11

Fresh install of Mac OS Sierra, fresh install of MacTeX. If I run with the terminal pdflatex I get

-bash: pdflatex: command not found

Any idea?

Thank you for help and answers.

Alan Munn
  • 218,180
Waldemar
  • 111
  • have you set the PATH variable? – naphaneal Oct 06 '16 at 15:34
  • Hello naphaneal, what do you exactly mean? Texshop:/Library/TeX/texbin, /usr/local/bin – Waldemar Oct 06 '16 at 15:36
  • maybe we try something first, before we meddle with the PATH. what does apropos pdflatex, whereis pdflatex and/or which pdflatex tell you? – naphaneal Oct 06 '16 at 15:44
  • sorry I can't follow your question. standard installation nothing changed. Before it was Yosemite and I install fresh Sierra. Has this something to do with Xcode. I'm already download it now. – Waldemar Oct 06 '16 at 15:49
  • these are commands you run in a Terminal. Xcode is only an IDE, in which you develop code. you don't need that in this case. I assume, that Mac OS Sierra is relatively new and so MacTeX and other software might not run properly because of changes in APIs and stuff in the OS. – naphaneal Oct 06 '16 at 16:01
  • When you upgrade, sometimes links get deleted, or file locations get changed. You could try creating new links, as mentioned here: http://tex.stackexchange.com/questions/163849/mavericks-upgrade-screwed-up-my-pdflatex-command-not-found (even if the directory is different, the principle is the same). To search for hidden files (i.e. to help locate the correct directory), this article may help: https://support.apple.com/en-us/HT202121 – Aces Oct 06 '16 at 16:04
  • @j.d. Those answers are now out of date, since things changed with El Capitan (and now Sierrra). – Alan Munn Oct 06 '16 at 16:08
  • @Alan_Munn, if you read my comment again, the second link is to help locate the current directories. Even if the directories are different, the principle of creating new links is the same. – Aces Oct 06 '16 at 16:09
  • Thank you for the comments. if I run echo $PATH /usr/local/bin:/usr/bin:/bin:/usr/sbin:/sbin I get this. – Waldemar Oct 06 '16 at 16:09
  • I'm little lost :-( The first time I install nothing todo. now this looks very complicated to me. – Waldemar Oct 06 '16 at 16:11
  • @j.d. Creating the links manually is not really a good idea. – Alan Munn Oct 06 '16 at 16:19

2 Answers2

11

According to post by Dick Koch on the macosx-tex mailing list:

This problem only concerns users who install Sierra on a new disk, rather than updating an existing system to Sierra.

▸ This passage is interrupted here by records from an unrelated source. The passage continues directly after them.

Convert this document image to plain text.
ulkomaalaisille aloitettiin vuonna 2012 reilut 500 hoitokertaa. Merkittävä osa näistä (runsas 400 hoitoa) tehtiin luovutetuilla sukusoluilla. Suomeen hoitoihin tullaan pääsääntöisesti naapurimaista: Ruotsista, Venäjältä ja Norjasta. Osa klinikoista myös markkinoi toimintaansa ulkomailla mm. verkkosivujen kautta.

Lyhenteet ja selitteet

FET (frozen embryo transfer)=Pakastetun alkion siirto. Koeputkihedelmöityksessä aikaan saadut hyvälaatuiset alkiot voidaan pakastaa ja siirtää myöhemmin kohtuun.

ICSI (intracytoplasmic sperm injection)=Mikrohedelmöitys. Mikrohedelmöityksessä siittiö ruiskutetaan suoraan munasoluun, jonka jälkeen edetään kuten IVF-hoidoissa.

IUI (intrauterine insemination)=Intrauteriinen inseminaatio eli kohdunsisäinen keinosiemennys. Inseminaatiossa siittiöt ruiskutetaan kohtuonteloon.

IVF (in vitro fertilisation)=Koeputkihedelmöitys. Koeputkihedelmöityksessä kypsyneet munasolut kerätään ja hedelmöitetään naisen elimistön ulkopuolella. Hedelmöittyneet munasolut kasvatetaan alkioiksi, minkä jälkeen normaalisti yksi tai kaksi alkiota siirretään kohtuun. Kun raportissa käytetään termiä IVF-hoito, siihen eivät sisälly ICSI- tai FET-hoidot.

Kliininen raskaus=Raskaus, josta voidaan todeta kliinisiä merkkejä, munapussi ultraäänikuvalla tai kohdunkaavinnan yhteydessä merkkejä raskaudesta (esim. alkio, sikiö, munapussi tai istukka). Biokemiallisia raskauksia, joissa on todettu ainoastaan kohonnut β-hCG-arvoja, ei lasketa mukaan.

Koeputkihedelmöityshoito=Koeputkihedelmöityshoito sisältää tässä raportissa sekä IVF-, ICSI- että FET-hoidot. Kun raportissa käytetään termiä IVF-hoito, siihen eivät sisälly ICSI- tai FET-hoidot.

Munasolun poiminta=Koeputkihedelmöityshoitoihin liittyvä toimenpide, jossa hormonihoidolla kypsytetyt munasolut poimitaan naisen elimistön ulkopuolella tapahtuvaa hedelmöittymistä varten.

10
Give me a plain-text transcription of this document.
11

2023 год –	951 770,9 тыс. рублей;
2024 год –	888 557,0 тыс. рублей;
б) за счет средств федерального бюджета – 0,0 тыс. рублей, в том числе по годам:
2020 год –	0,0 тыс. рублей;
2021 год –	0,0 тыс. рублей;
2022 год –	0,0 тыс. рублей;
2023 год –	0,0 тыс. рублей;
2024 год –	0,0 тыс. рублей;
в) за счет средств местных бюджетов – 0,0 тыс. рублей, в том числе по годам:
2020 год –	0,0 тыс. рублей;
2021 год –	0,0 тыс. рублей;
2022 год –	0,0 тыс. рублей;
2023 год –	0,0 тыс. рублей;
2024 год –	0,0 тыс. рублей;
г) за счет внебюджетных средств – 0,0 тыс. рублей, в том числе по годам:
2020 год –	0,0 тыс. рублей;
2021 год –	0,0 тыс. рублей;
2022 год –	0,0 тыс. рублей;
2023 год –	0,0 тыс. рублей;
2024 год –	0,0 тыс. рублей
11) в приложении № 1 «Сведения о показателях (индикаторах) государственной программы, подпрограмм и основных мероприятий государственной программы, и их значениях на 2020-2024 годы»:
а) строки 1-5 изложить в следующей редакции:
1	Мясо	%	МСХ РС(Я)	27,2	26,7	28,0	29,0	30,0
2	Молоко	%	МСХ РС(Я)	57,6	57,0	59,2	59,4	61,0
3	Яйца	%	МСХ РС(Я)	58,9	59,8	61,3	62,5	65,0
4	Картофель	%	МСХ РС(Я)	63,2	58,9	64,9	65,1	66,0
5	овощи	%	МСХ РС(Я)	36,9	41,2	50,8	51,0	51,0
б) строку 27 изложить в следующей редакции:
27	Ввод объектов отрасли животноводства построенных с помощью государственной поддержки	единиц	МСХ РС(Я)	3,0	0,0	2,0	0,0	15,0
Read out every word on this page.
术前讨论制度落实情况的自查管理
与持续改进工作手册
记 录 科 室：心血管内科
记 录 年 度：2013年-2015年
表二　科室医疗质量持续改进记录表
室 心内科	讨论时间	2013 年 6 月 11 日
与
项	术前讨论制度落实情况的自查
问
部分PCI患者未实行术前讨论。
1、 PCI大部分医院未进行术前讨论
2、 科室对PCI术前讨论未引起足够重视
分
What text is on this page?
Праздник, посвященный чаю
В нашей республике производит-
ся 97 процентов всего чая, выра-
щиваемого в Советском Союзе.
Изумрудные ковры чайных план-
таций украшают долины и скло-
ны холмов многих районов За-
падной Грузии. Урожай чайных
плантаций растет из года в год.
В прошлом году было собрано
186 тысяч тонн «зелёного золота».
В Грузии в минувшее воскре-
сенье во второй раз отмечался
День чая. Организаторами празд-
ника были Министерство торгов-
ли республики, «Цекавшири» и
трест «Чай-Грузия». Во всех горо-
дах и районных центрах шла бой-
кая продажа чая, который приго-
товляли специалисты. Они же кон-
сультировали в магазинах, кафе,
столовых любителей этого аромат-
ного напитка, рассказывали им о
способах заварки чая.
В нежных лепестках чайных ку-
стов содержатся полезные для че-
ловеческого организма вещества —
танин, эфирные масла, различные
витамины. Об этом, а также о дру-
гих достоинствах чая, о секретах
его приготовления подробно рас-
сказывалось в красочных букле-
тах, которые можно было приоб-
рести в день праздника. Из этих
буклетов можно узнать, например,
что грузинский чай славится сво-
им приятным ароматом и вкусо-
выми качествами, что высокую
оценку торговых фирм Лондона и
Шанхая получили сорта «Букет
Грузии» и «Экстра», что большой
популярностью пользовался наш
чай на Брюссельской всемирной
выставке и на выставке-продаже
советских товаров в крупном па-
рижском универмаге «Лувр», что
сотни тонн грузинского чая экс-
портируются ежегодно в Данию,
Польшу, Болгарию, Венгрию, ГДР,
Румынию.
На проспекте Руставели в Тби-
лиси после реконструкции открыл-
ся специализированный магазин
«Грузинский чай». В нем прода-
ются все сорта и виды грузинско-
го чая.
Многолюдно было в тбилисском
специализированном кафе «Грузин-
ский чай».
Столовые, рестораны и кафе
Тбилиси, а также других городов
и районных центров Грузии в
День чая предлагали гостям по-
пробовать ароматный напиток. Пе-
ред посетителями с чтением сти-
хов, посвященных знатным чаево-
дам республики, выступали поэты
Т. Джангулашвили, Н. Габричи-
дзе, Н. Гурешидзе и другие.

If these users install MacTeX-2016 or BasicTeX-2016, they will discover that they cannot typeset from the command line. To fix this problem, download FixLink from my web site:

http://pages.uoregon.edu/koch/FixLink.pkg

This is a very, very small download package; install the package.

Eventually this fix will be moved to BasicTeX-2016 and MacTeX-2016, but before remaking those packages, I want to make sure this one creates no problems. I certainly tested FixLink on my own machine.

The technical problem is that Sierra does not create the folders /etc/paths.d or /etc/manpaths.d, so our packages have to create them. XQuartz creates the folders as well, so another solution is to install XQuartz before installing BasicTeX or MacTeX.

Fix included in latest MacTeX download

The revised MacTeX download, dated 09 October 2016, includes the fix. See:

https://tug.org/mactex/mactex-download.html

murray
  • 7,944
4

It looks like the MacTeX package installed tools into the /Library/TeX/Distributions/Programs/texbin directory and adds a symlink to it at /usr/texbin, which made it onto my $PATH. After upgrading to Sierra, this symlink disappeared.

If you're using the command line, you can add the installed texbin directory to your path:

export PATH="$PATH:/Library/TeX/Distributions/Programs/texbin"

Sticking the above line in your ~/.bash_profile will cause that install directory to be in your path for your terminal windows.